Annotation Types
CodeBook Lab reads annotation definitions from the CodeBook Studio codebook.json format. It currently supports five annotation types.
Checkbox
Checkbox annotations are binary yes/no judgements. Lab stores them as 1 for yes and 0 for no.
{
"name": "Explicit evaluation",
"type": "checkbox",
"tooltip": "Tick this if the text clearly expresses an evaluative stance."
}Valid model responses include JSON booleans, 1/0, and common yes/no strings. Invalid responses are retried and then stored as blank if no valid answer is found.
Dropdown
Dropdown annotations require one value from a fixed option set.
{
"name": "Direction",
"type": "dropdown",
"options": ["positive", "negative", "mixed", "no clear sentiment"]
}Lab normalizes dropdown responses case-insensitively against the configured options. A model response such as " Positive " is stored as positive if that is the exact option in the codebook.
Likert
Likert annotations require a whole number inside a configured range.
{
"name": "Intensity",
"type": "likert",
"min_value": 1,
"max_value": 5
}JSON numeric responses are converted to integers and clamped to the configured range. If a non-JSON response contains an in-range number, Lab can recover that number; otherwise the response is invalid and eligible for retry.
Textbox
Textbox annotations store short free-text responses.
{
"name": "Evidence",
"type": "textbox",
"tooltip": "Provide a short phrase from the text that supports the judgement."
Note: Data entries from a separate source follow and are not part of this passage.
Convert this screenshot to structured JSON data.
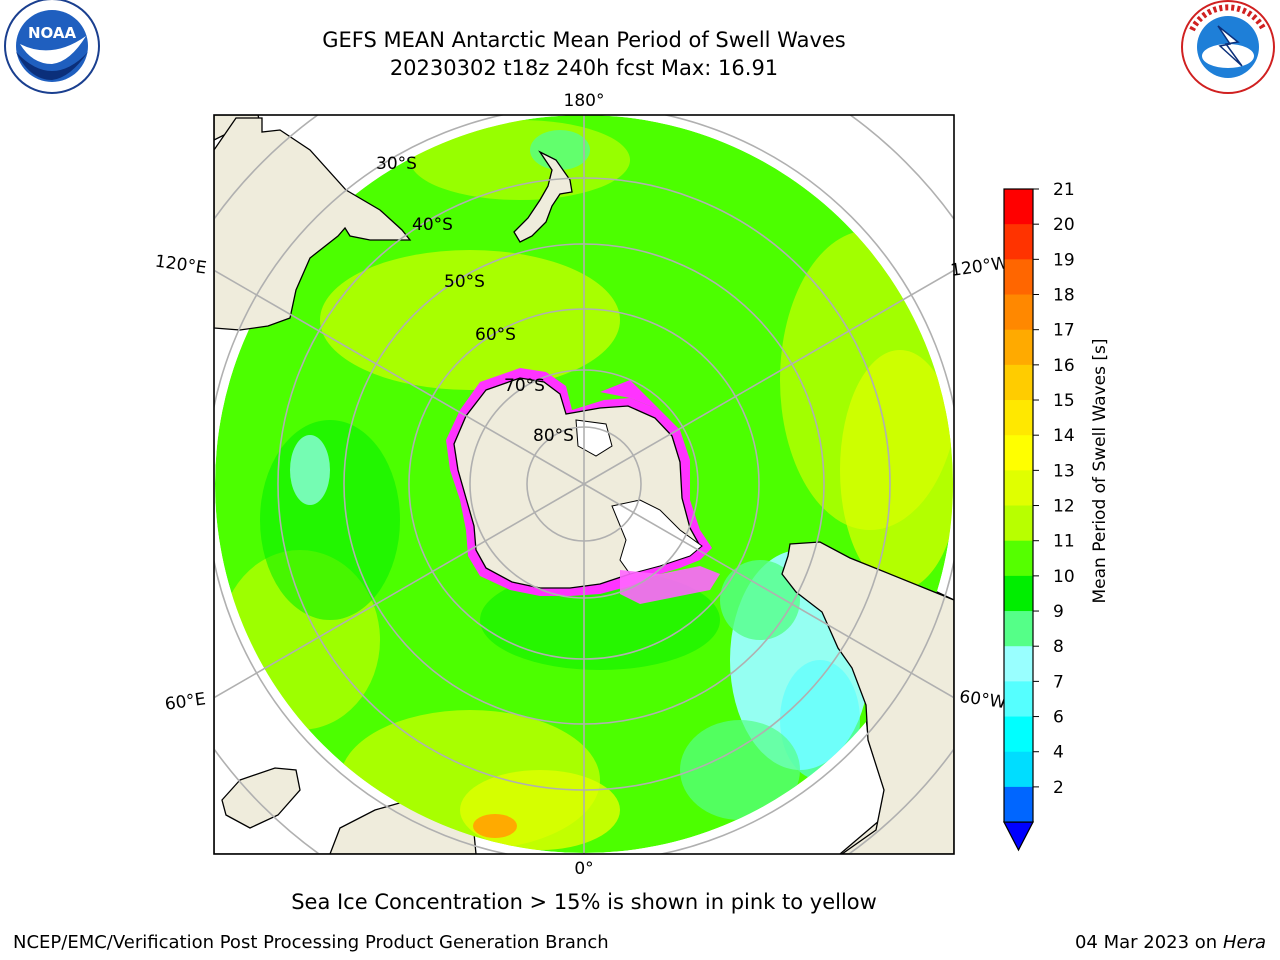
{
  "header": {
    "title_line1": "GEFS MEAN Antarctic Mean Period of Swell Waves",
    "title_line2": "20230302 t18z 240h fcst   Max: 16.91"
  },
  "logos": {
    "left": "noaa-logo",
    "right": "national-weather-service-logo"
  },
  "map": {
    "projection": "south-polar-stereographic",
    "longitude_labels": [
      "180°",
      "120°E",
      "120°W",
      "60°E",
      "60°W",
      "0°"
    ],
    "latitude_labels": [
      "30°S",
      "40°S",
      "50°S",
      "60°S",
      "70°S",
      "80°S"
    ],
    "land_color": "#efecdc",
    "ocean_default_color": "#4cff00",
    "sea_ice_color": "#ff33ff"
  },
  "colorbar": {
    "label": "Mean Period of Swell Waves [s]",
    "ticks": [
      "21",
      "20",
      "19",
      "18",
      "17",
      "16",
      "15",
      "14",
      "13",
      "12",
      "11",
      "10",
      "9",
      "8",
      "7",
      "6",
      "4",
      "2"
    ],
    "colors": [
      "#ff0000",
      "#ff3300",
      "#ff6600",
      "#ff8800",
      "#ffaa00",
      "#ffcc00",
      "#ffe800",
      "#ffff00",
      "#e0ff00",
      "#b8ff00",
      "#55ff00",
      "#00ee00",
      "#55ff88",
      "#99ffff",
      "#55ffff",
      "#00ffff",
      "#00ddff",
      "#0066ff"
    ],
    "extend_color": "#0000ff"
  },
  "footer": {
    "note": "Sea Ice Concentration > 15% is shown in pink to yellow",
    "left": "NCEP/EMC/Verification Post Processing Product Generation Branch",
    "right_date": "04 Mar 2023 on",
    "right_host": "Hera"
  }
}
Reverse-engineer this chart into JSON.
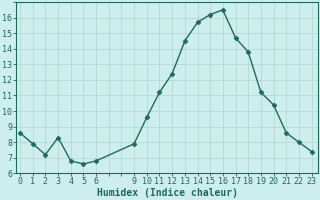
{
  "x": [
    0,
    1,
    2,
    3,
    4,
    5,
    6,
    9,
    10,
    11,
    12,
    13,
    14,
    15,
    16,
    17,
    18,
    19,
    20,
    21,
    22,
    23
  ],
  "y": [
    8.6,
    7.9,
    7.2,
    8.3,
    6.8,
    6.6,
    6.8,
    7.9,
    9.6,
    11.2,
    12.4,
    14.5,
    15.7,
    16.2,
    16.5,
    14.7,
    13.8,
    11.2,
    10.4,
    8.6,
    8.0,
    7.4
  ],
  "line_color": "#1a6b5a",
  "marker": "D",
  "markersize": 2.5,
  "linewidth": 1.0,
  "bg_color": "#ceeeed",
  "grid_color": "#b8d8d6",
  "xlabel": "Humidex (Indice chaleur)",
  "xlabel_fontsize": 7,
  "tick_fontsize": 6,
  "ylim": [
    6,
    17
  ],
  "yticks": [
    6,
    7,
    8,
    9,
    10,
    11,
    12,
    13,
    14,
    15,
    16
  ],
  "xtick_positions": [
    0,
    1,
    2,
    3,
    4,
    5,
    6,
    9,
    10,
    11,
    12,
    13,
    14,
    15,
    16,
    17,
    18,
    19,
    20,
    21,
    22,
    23
  ],
  "xtick_labels": [
    "0",
    "1",
    "2",
    "3",
    "4",
    "5",
    "6",
    "9",
    "10",
    "11",
    "12",
    "13",
    "14",
    "15",
    "16",
    "17",
    "18",
    "19",
    "20",
    "21",
    "22",
    "23"
  ],
  "xlim": [
    -0.3,
    23.5
  ]
}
}Textbox generation and scoring are opt-in because the optional metrics can be heavier:
ExperimentSpec(
task="policy-sentiment",
model="gemma3:270m",
process_textbox=True,
)Install codebook-lab[textbox] for the full textbox metric suite.
Span
Span annotations store character offsets into the original text. They can be unlabelled highlights or labelled spans.
Unlabelled span:
{
"name": "Evidence",
"type": "span",
"tooltip": "Highlight the phrase that supports your judgement.",
"label_options": []
}Labelled span:
{
"name": "Emotion markers",
"type": "span",
"tooltip": "Tag each highlight with the emotion it conveys.",
"label_options": ["joy", "sadness", "anger", "fear", "surprise", "disgust"]
}Span generation and scoring are opt-in:
ExperimentSpec(
task="discrete-emotions",
model="gemma3:270m",
process_span=True,
)Span cells are CSV-safe JSON strings:
[
{"start": 38, "end": 55, "text": "her heart pounded", "label": "fear"}
]Lab validates offsets, drops out-of-range spans, fills missing text from the source string when possible, and strips labels that are not in label_options.
Built-In Example Coverage
The bundled policy-sentiment task exercises checkbox, dropdown, Likert, and textbox annotations. The bundled discrete-emotions task exercises dropdown, Likert, unlabelled span, and labelled span annotations.